Drs. Henrietta Dulai and Eric Attias, UH Mānoa

The ‘Ike Wai project is a multi-disciplinary research project within the University of Hawaii system to study fresh-water flows in the Hawaiian Islands.  In the research for this two-part presentation, the project collected information on the spatial distribution of submarine groundwater discharge along the Kona coast in West Hawaii.  The first half of the talk will discuss nearshore groundwater discharging along the shoreline, which is often sourced outside of perceived aquifer boundaries.  The chemical fingerprints in water in the form of nutrients, dissolved inorganic and organic carbon, metals, and anthropogenic pollutants reflect the wide range of land use along groundwater flow lines from pristine to waste-water affected areas.  Another important finding is that nearshore groundwater discharge does not add up to the amount of water that is estimated to recharge in the aquifers.  An answer to this discrepancy is offered in the second part of the presentation.  Marine controlled-source electromagnetic (CSEM) imaging has revealed a novel transport mechanism of freshwater moving from onshore to offshore through a multilayer formation of water-saturated layered basalts.  CSEM models of the water column show multiple vertical freshwater plumes extending from the seafloor to the ocean surface.  These findings provide valuable information to elucidate hydrogeologic and oceanographic processes affecting biogeochemical cycles in coastal waters worldwide.

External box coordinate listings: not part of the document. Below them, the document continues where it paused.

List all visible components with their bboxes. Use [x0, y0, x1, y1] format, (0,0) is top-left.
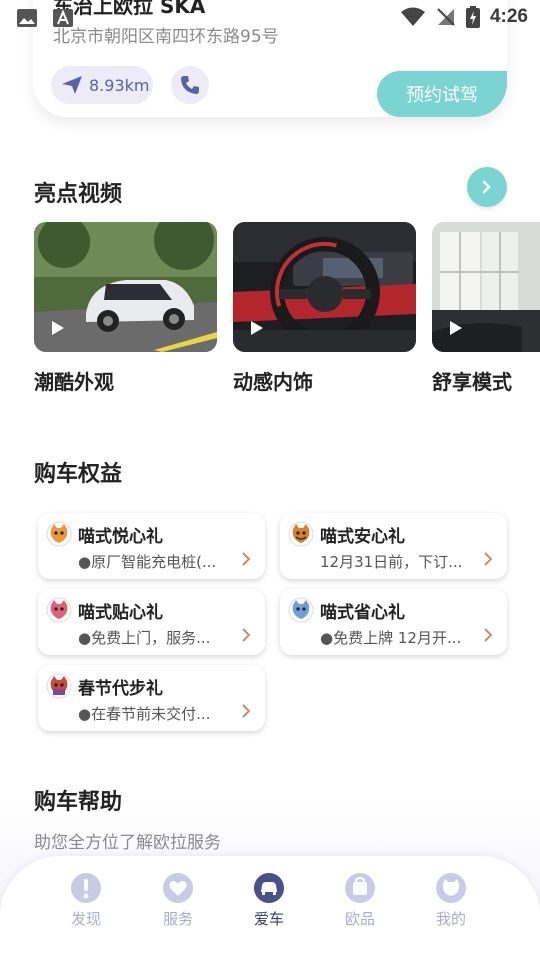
- cat-mascot-icon: [46, 597, 72, 623]
- video-label: 动感内饰: [233, 370, 313, 394]
- nav-label: 欧品: [344, 910, 375, 928]
- video-label: 舒享模式: [432, 370, 512, 394]
- image-icon: [17, 9, 37, 27]
- chevron-right-icon: [242, 704, 251, 718]
- highlight-videos-title: 亮点视频: [34, 182, 123, 207]
- benefit-desc: ●免费上门，服务...: [78, 629, 211, 647]
- benefit-desc: ●免费上牌 12月开...: [320, 629, 462, 647]
- video-thumbnail[interactable]: [432, 222, 540, 352]
- benefit-desc: 12月31日前，下订...: [320, 553, 463, 571]
- navigation-icon: [62, 76, 82, 94]
- battery-icon: [465, 6, 480, 28]
- play-icon: [450, 321, 462, 335]
- benefit-card[interactable]: 喵式安心礼 12月31日前，下订...: [280, 513, 507, 579]
- benefit-card[interactable]: 喵式悦心礼 ●原厂智能充电桩(...: [38, 513, 265, 579]
- nav-label: 我的: [435, 910, 466, 928]
- video-card[interactable]: 动感内饰: [233, 222, 416, 395]
- service-icon: [163, 873, 193, 903]
- nav-label: 服务: [162, 910, 193, 928]
- benefit-desc: ●原厂智能充电桩(...: [78, 553, 217, 571]
- status-bar: 4:26: [0, 0, 540, 36]
- nav-item-discover[interactable]: 发现: [56, 872, 116, 929]
- benefit-title: 喵式安心礼: [320, 527, 405, 547]
- video-label: 潮酷外观: [34, 370, 114, 394]
- cat-mascot-icon: [46, 673, 72, 699]
- cat-mascot-icon: [288, 597, 314, 623]
- shop-icon: [345, 873, 375, 903]
- chevron-right-icon: [482, 180, 491, 194]
- profile-icon: [436, 873, 466, 903]
- benefit-desc: ●在春节前未交付...: [78, 705, 211, 723]
- video-thumbnail[interactable]: [233, 222, 416, 352]
- cat-mascot-icon: [46, 521, 72, 547]
- help-subtitle: 助您全方位了解欧拉服务: [34, 833, 221, 853]
- video-card[interactable]: 潮酷外观: [34, 222, 217, 395]
- benefit-title: 春节代步礼: [78, 679, 163, 699]
- chevron-right-icon: [484, 552, 493, 566]
- nav-item-service[interactable]: 服务: [148, 872, 208, 929]
- distance-text: 8.93km: [89, 75, 150, 95]
- font-a-icon: [53, 9, 73, 27]
- call-button[interactable]: [171, 66, 209, 104]
- wifi-icon: [400, 7, 425, 26]
- test-drive-button[interactable]: 预约试驾: [377, 71, 507, 117]
- benefits-title: 购车权益: [34, 462, 123, 487]
- distance-button[interactable]: 8.93km: [51, 66, 153, 104]
- video-carousel[interactable]: 潮酷外观 动感内饰 舒享模式: [34, 222, 540, 402]
- no-signal-icon: [437, 8, 455, 26]
- nav-label: 爱车: [253, 910, 284, 928]
- nav-item-car[interactable]: 爱车: [239, 872, 299, 929]
- clock: 4:26: [489, 6, 528, 27]
- nav-item-profile[interactable]: 我的: [421, 872, 481, 929]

Dr. Henrietta Dulai is an Associate Professor at the Department of Earth Sciences, School of Ocean Earth Science and Technology, University of Hawaii and affiliate faculty at the Water Resources Research Center.  Dr. Dulai is a coastal hydrologist and geochemist and has been studying aquifers and coastal environments in Hawaii and other Pacific islands for over 10 years. Some major topics of interest are surface water-groundwater interactions in streams, ponds and coastline, tracing of human contaminants, as well as the effects of sea level rise on coastal hydrology and chemistry.

Dr. Eric Attias is a research affiliate faculty with the University of Hawaii at Mānoaʻs Hawaii Institute of Geophysics and Planetology.  Dr. Attias’s research focuses on marine electromagnetic methods to image various oceanic Earth structures such as subduction zones, mantle plumes, and offshore submarine freshwater.

Schedule and format:

5 p.m. start. There is less need to wait for people to trickle in after being delayed in traffic, so we’re starting on time.  The Zoom meeting room will be open at least 10 minutes beforehand.

Pupus: as we will be virtual, feel free to have your own drinks and pupus. Please mute your microphone when crunching on chips!